Sta effettuando approfondimenti specifici sul tema?
«Sì. Sono onorata di essere stata coinvolta negli States, in qualità di ethicist, in un progetto di grande valore che oggi prende il nome di PathCheck Foundation: no-profit nata al MIT e ispirata da una missione/visione a lungo termine: contenere la pandemia, rivitalizzare l’economia e creare comunità resilienti attraverso lo sviluppo di soluzioni e servizi digitali interoperabili (app, sensori, tecnologie d’IA per il contenimento della pandemia), open-source (trasparenti) e, soprattutto, salvaguardanti la privacy e la libertà dei cittadini. Strumenti creati ad hoc per contenere questa crisi epidemiologica ma, al tempo stesso, ideati al fine di poterne usufruire per prevenire e fronteggiare emergenze future. Insieme a un gruppo meraviglioso composto da ricercatori del MIT e di Harvard ci impegniamo quotidianamente affinché tali servizi siano globalmente accessibili nel rispetto dei principi di inclusione e giustizia, assistendo i vari Stati nell’adozione di soluzioni tecnologiche in linea con le differenti politiche statali e rispondenti alle relative specifiche necessità, accompagnando e supervisionando ogni fase dell’implementazione tecnologica affinché risulti conforme ai diritti e alle libertà dei cittadini».
La tecnologia può svolgere, dunque, un ruolo decisivo in questa crisi sanitaria?
«Assolutamente sì. Ma non è la panacea della pandemia. Anzi, se viene a meno il rispetto di determinati parametri etici, può determinare ulteriori rischi e conseguenze irreversibili in termini di privacy (soprattutto: privacy di gruppo), diritti umani e libertà civili, generare stati di sorveglianza, erodere la fiducia tra cittadini, governi e compagnie tecnologiche e, soprattutto, lasciare a queste ultime, in quanto principali provider di tali servizi, un ruolo indiscriminato nella progettazione e nell’impiego di tali soluzioni. Su questi temi, gli aspetti etico-giuridici della risposta tecnologica alla pandemia, avevamo anche già iniziato a riflettere qualche mese fa nella nostra Università di Macerata attraverso una serie di seminari online coordinati dalla mia supervisor, la professoressa Benedetta Giovanola».
Pensa di tornare negli States?
«Di certo tornerò per progetti, collaborazioni e conferenze. Il mio desiderio è quello di poter continuare a lavorare tra Italia e Stati Uniti. La pandemia ci ha rivelato come, con serietà, impegno e dedizione, ormai i confini geografici contino relativamente e, soprattutto, ci siano tutti gli strumenti per lavorare bene ovunque (aggiungendo con un pizzico di sarcasmo: «Purché, ovviamente, ci sia rete» ndr.)».

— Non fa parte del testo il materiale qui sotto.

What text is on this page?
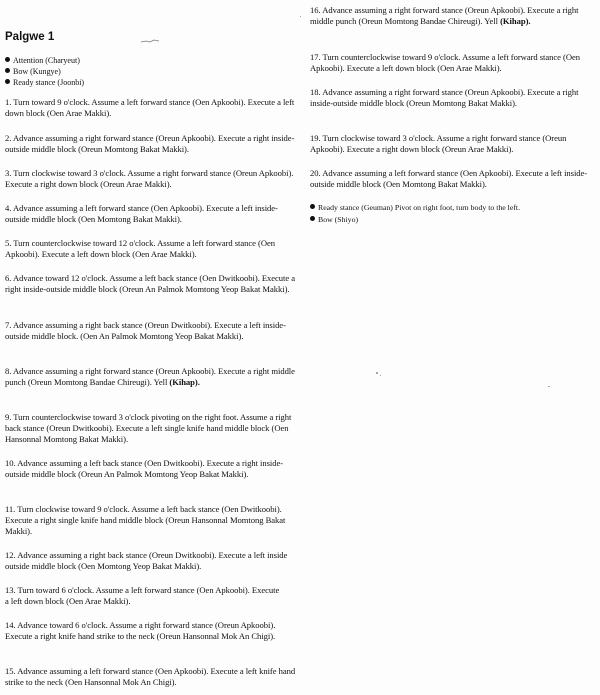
Palgwe 1
Attention (Charyeut)
Bow (Kungye)
Ready stance (Joonbi)
1. Turn toward 9 o'clock. Assume a left forward stance (Oen Apkoobi). Execute a left down block (Oen Arae Makki).
2. Advance assuming a right forward stance (Oreun Apkoobi). Execute a right inside-outside middle block (Oreun Momtong Bakat Makki).
3. Turn clockwise toward 3 o'clock. Assume a right forward stance (Oreun Apkoobi). Execute a right down block (Oreun Arae Makki).
4. Advance assuming a left forward stance (Oen Apkoobi). Execute a left inside-outside middle block (Oen Momtong Bakat Makki).
5. Turn counterclockwise toward 12 o'clock. Assume a left forward stance (Oen Apkoobi). Execute a left down block (Oen Arae Makki).
6. Advance toward 12 o'clock. Assume a left back stance (Oen Dwitkoobi). Execute a right inside-outside middle block (Oreun An Palmok Momtong Yeop Bakat Makki).
7. Advance assuming a right back stance (Oreun Dwitkoobi). Execute a left inside-outside middle block. (Oen An Palmok Momtong Yeop Bakat Makki).
8. Advance assuming a right forward stance (Oreun Apkoobi). Execute a right middle punch (Oreun Momtong Bandae Chireugi). Yell (Kihap).
9. Turn counterclockwise toward 3 o'clock pivoting on the right foot. Assume a right back stance (Oreun Dwitkoobi). Execute a left single knife hand middle block (Oen Hansonnal Momtong Bakat Makki).
10. Advance assuming a left back stance (Oen Dwitkoobi). Execute a right inside-outside middle block (Oreun An Palmok Momtong Yeop Bakat Makki).
11. Turn clockwise toward 9 o'clock. Assume a left back stance (Oen Dwitkoobi). Execute a right single knife hand middle block (Oreun Hansonnal Momtong Bakat Makki).
12. Advance assuming a right back stance (Oreun Dwitkoobi). Execute a left inside outside middle block (Oen Momtong Yeop Bakat Makki).
13. Turn toward 6 o'clock. Assume a left forward stance (Oen Apkoobi). Execute a left down block (Oen Arae Makki).
14. Advance toward 6 o'clock. Assume a right forward stance (Oreun Apkoobi). Execute a right knife hand strike to the neck (Oreun Hansonnal Mok An Chigi).
15. Advance assuming a left forward stance (Oen Apkoobi). Execute a left knife hand strike to the neck (Oen Hansonnal Mok An Chigi).
16. Advance assuming a right forward stance (Oreun Apkoobi). Execute a right middle punch (Oreun Momtong Bandae Chireugi). Yell (Kihap).
17. Turn counterclockwise toward 9 o'clock. Assume a left forward stance (Oen Apkoobi). Execute a left down block (Oen Arae Makki).
18. Advance assuming a right forward stance (Oreun Apkoobi). Execute a right inside-outside middle block (Oreun Momtong Bakat Makki).
19. Turn clockwise toward 3 o'clock. Assume a right forward stance (Oreun Apkoobi). Execute a right down block (Oreun Arae Makki).
20. Advance assuming a left forward stance (Oen Apkoobi). Execute a left inside-outside middle block (Oen Momtong Bakat Makki).
Ready stance (Geuman) Pivot on right foot, turn body to the left.
Bow (Shiyo)
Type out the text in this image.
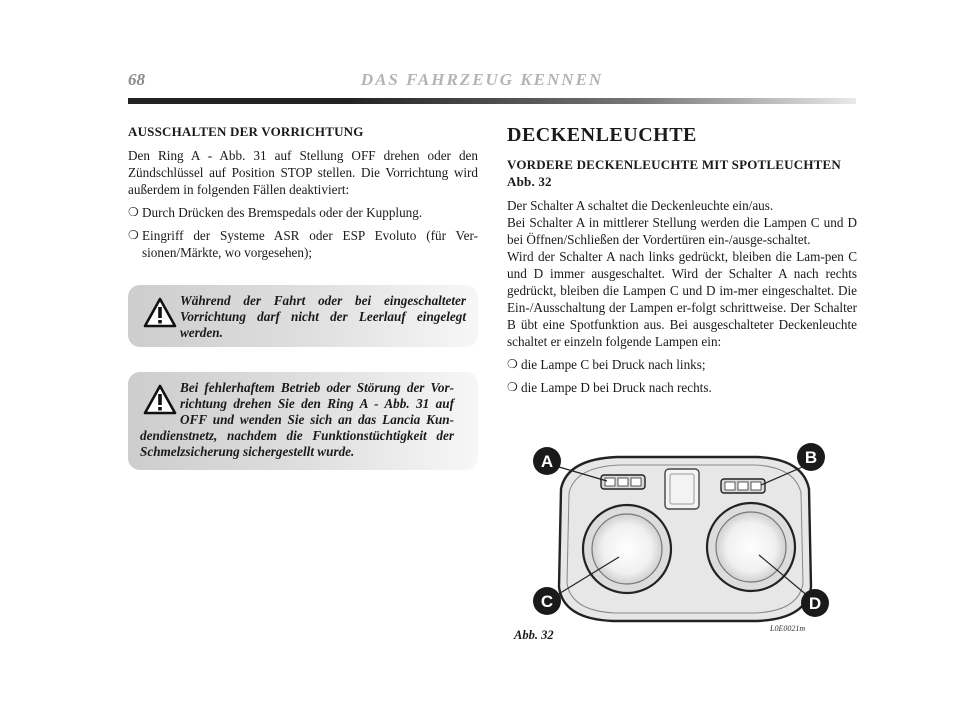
68	DAS FAHRZEUG KENNEN
AUSSCHALTEN DER VORRICHTUNG

Den Ring A - Abb. 31 auf Stellung OFF drehen oder den Zündschlüssel auf Position STOP stellen. Die Vorrichtung wird außerdem in folgenden Fällen deaktiviert:

❍ Durch Drücken des Bremspedals oder der Kupplung.
❍ Eingriff der Systeme ASR oder ESP Evoluto (für Ver-sionen/Märkte, wo vorgesehen);
Während der Fahrt oder bei eingeschalteter Vorrichtung darf nicht der Leerlauf eingelegt werden.
Bei fehlerhaftem Betrieb oder Störung der Vor-richtung drehen Sie den Ring A - Abb. 31 auf OFF und wenden Sie sich an das Lancia Kun-dendienstnetz, nachdem die Funktionstüchtigkeit der Schmelzsicherung sichergestellt wurde.
DECKENLEUCHTE
VORDERE DECKENLEUCHTE MIT SPOTLEUCHTEN Abb. 32

Der Schalter A schaltet die Deckenleuchte ein/aus.

Bei Schalter A in mittlerer Stellung werden die Lampen C und D bei Öffnen/Schließen der Vordertüren ein-/ausge-schaltet.

Wird der Schalter A nach links gedrückt, bleiben die Lam-pen C und D immer ausgeschaltet. Wird der Schalter A nach rechts gedrückt, bleiben die Lampen C und D im-mer eingeschaltet. Die Ein-/Ausschaltung der Lampen er-folgt schrittweise. Der Schalter B übt eine Spotfunktion aus. Bei ausgeschalteter Deckenleuchte schaltet er einzeln folgende Lampen ein:

❍ die Lampe C bei Druck nach links;
❍ die Lampe D bei Druck nach rechts.
A	B
C	D
Abb. 32	L0E0021m
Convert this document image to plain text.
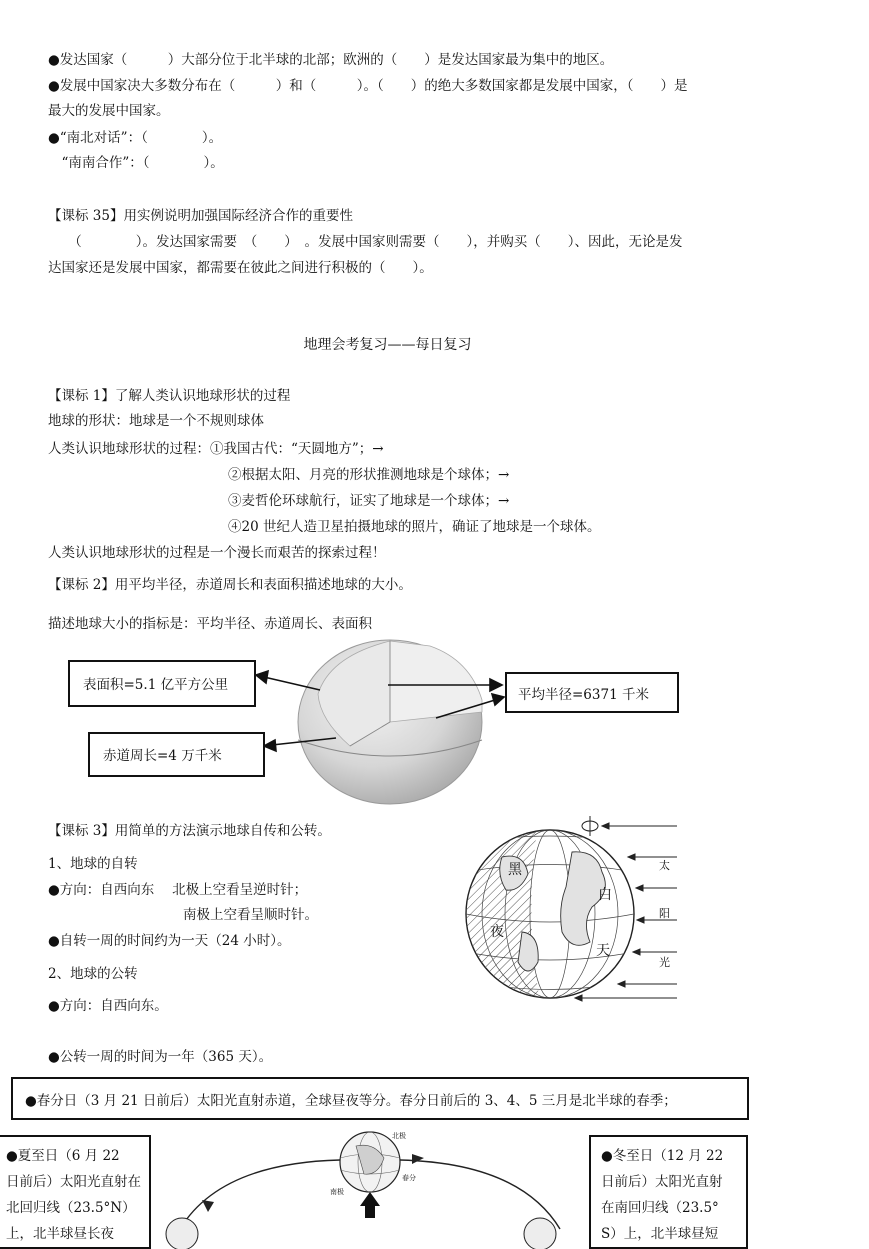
●发达国家（　　　）大部分位于北半球的北部；欧洲的（　　）是发达国家最为集中的地区。
●发展中国家决大多数分布在（　　　）和（　　　）。（　　）的绝大多数国家都是发展中国家，（　　）是
最大的发展中国家。
●“南北对话”：（　　　　）。
　“南南合作”：（　　　　）。
【课标 35】用实例说明加强国际经济合作的重要性
　　（　　　　）。发达国家需要　（　　）　。发展中国家则需要（　　），并购买（　　）、因此，无论是发
达国家还是发展中国家，都需要在彼此之间进行积极的（　　）。
地理会考复习——每日复习
【课标 1】了解人类认识地球形状的过程
地球的形状：地球是一个不规则球体
人类认识地球形状的过程：①我国古代：“天圆地方”；→
②根据太阳、月亮的形状推测地球是个球体；→
③麦哲伦环球航行，证实了地球是一个球体；→
④20 世纪人造卫星拍摄地球的照片，确证了地球是一个球体。
人类认识地球形状的过程是一个漫长而艰苦的探索过程！
【课标 2】用平均半径，赤道周长和表面积描述地球的大小。
描述地球大小的指标是：平均半径、赤道周长、表面积
表面积=5.1 亿平方公里
平均半径=6371 千米
赤道周长=4 万千米
【课标 3】用简单的方法演示地球自传和公转。
1、地球的自转
●方向：自西向东　 北极上空看呈逆时针；
南极上空看呈顺时针。
●自转一周的时间约为一天（24 小时）。
2、地球的公转
●方向：自西向东。
●公转一周的时间为一年（365 天）。
黑
夜
白
天
太
阳
光
●春分日（3 月 21 日前后）太阳光直射赤道，全球昼夜等分。春分日前后的 3、4、5 三月是北半球的春季；

●夏至日（6 月 22

日前后）太阳光直射在

北回归线（23.5°N）

上，北半球昼长夜

●冬至日（12 月 22

日前后）太阳光直射

在南回归线（23.5°

S）上，北半球昼短

北极
南极
春分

A un coetaneo suggerirebbe l’esperienza all’estero?
«La consiglierei a chiunque. È un’esperienza altamente formativa, sia a livello personale che professionale: scopriamo quali sono i nostri orizzonti (e i nostri limiti) solo intravedendone di nuovi. Per coloro che si occupano di temi e sfide globali è invece doveroso intraprendere un percorso internazionale: solo contaminandoci e adottando prospettive a noi inedite è possibile acquisire quelle lenti per individuare risposte che apportino significati, veicolino valori e producano risultati globalmente condivisibili».